🤖 AI Summary
Reinforcement learning (RL) policies for robot motor control typically require task-specific training from scratch, hindering knowledge transfer across tasks. Method: This paper proposes a pretraining paradigm based on a proprioception-aware inverse dynamics model (PIDM). Leveraging task-agnostic exploration data, PIDM is trained via supervised learning to yield a general-purpose inverse dynamics representation. The learned features serve as transferable weight initializations for both the policy and value networks within an Actor–Critic framework. Notably, this work is the first to systematically integrate pretraining into the canonical Proximal Policy Optimization (PPO) algorithm, enabling cross-task policy warm-starting. Contribution/Results: Evaluated on seven diverse robotic locomotion tasks, the approach improves sample efficiency by 40.1% on average and final performance by 7.5%. Ablation studies confirm the critical roles of PIDM modeling and weight transfer in achieving these gains.
📝 Abstract
The pretraining-finetuning paradigm has facilitated numerous transformative advancements in artificial intelligence research in recent years.
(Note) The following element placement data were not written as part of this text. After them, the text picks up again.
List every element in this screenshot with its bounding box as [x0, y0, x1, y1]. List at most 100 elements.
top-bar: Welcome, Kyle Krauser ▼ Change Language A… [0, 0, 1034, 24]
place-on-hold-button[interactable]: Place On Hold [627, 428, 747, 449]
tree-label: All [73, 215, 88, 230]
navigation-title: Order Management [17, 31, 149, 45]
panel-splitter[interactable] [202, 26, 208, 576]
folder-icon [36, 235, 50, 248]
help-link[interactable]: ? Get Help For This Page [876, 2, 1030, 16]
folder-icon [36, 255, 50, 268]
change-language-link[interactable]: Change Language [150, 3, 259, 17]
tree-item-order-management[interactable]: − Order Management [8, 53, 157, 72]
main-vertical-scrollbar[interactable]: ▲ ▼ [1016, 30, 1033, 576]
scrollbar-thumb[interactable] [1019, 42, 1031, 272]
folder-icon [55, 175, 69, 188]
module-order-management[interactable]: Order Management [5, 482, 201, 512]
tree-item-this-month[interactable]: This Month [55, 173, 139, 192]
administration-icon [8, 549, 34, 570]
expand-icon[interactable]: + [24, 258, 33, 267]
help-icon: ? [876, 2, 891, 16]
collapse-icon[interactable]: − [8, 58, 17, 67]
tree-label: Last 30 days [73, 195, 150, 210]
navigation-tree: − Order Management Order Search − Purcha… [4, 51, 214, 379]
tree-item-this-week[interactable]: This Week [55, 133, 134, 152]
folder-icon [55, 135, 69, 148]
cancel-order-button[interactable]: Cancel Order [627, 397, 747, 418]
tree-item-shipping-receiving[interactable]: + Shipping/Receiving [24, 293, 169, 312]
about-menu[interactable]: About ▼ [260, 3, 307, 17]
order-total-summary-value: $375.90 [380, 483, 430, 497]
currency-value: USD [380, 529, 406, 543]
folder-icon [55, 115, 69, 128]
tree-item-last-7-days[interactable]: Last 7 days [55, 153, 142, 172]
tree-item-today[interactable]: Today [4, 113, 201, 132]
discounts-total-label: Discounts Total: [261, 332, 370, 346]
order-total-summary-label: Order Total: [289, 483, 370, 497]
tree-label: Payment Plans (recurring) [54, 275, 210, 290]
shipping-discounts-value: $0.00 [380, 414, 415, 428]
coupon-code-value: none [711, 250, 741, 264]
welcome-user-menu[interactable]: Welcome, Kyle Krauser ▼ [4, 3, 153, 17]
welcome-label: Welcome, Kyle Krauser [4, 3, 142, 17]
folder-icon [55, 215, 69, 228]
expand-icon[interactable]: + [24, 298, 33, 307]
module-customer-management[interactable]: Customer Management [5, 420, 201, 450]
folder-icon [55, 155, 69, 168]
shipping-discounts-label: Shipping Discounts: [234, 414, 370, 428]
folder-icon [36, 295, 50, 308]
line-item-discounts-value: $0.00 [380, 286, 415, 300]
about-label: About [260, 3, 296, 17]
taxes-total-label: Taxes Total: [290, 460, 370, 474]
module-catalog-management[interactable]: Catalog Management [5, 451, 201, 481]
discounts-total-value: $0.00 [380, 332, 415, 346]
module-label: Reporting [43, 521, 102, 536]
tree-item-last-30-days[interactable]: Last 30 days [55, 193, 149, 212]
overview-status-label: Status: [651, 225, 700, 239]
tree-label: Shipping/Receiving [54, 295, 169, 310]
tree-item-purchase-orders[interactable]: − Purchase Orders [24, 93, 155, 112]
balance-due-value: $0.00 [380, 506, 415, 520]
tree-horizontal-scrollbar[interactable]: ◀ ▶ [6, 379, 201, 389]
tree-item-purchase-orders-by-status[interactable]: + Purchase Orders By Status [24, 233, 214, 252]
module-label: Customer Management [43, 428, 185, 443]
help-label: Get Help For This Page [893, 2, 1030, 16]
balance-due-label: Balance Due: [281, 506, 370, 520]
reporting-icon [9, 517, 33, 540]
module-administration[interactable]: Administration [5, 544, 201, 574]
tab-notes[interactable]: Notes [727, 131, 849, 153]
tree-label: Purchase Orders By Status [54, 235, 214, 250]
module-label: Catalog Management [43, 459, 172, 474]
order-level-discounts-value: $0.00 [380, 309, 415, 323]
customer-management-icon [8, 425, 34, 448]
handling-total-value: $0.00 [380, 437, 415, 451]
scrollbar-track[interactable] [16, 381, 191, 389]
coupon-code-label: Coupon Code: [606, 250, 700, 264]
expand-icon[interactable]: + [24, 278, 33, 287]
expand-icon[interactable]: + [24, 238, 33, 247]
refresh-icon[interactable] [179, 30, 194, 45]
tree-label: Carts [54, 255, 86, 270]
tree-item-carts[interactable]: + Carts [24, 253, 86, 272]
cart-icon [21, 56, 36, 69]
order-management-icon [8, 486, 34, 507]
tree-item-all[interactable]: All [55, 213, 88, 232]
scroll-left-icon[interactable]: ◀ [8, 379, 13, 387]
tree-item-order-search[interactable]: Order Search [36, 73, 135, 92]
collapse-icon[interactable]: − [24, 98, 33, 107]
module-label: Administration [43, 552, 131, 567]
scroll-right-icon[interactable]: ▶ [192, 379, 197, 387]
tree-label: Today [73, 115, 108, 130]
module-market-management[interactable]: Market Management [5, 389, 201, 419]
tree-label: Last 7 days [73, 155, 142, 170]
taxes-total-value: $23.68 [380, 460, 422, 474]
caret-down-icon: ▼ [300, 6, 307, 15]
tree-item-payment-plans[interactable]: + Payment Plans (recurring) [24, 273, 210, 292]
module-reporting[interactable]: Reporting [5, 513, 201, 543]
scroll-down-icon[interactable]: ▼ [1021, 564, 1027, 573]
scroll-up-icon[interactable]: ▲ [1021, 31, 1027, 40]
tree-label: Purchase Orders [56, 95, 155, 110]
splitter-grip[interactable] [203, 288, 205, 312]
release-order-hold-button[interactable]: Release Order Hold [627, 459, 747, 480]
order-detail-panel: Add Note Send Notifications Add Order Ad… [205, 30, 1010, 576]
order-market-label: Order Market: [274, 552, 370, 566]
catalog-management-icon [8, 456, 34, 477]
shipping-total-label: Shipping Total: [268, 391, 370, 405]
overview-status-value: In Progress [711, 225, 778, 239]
However, in the domain of reinforcement learning (RL) for robot motion control, individual skills are often learned from scratch despite the high likelihood that some generalizable knowledge is shared across all task-specific policies belonging to a single robot embodiment. This work aims to define a paradigm for pretraining neural network models that encapsulate such knowledge and can subsequently serve as a basis for warm-starting the RL process in classic actor-critic algorithms, such as Proximal Policy Optimization (PPO). We begin with a task-agnostic exploration-based data collection algorithm to gather diverse, dynamic transition data, which is then used to train a Proprioceptive Inverse Dynamics Model (PIDM) through supervised learning. The pretrained weights are loaded into both the actor and critic networks to warm-start the policy optimization of actual tasks. We systematically validated our proposed method on seven distinct robot motion control tasks, showing significant benefits to this initialization strategy. Our proposed approach on average improves sample efficiency by 40.1% and task performance by 7.5%, compared to random initialization. We further present key ablation studies and empirical analyses that shed light on the mechanisms behind the effectiveness of our method.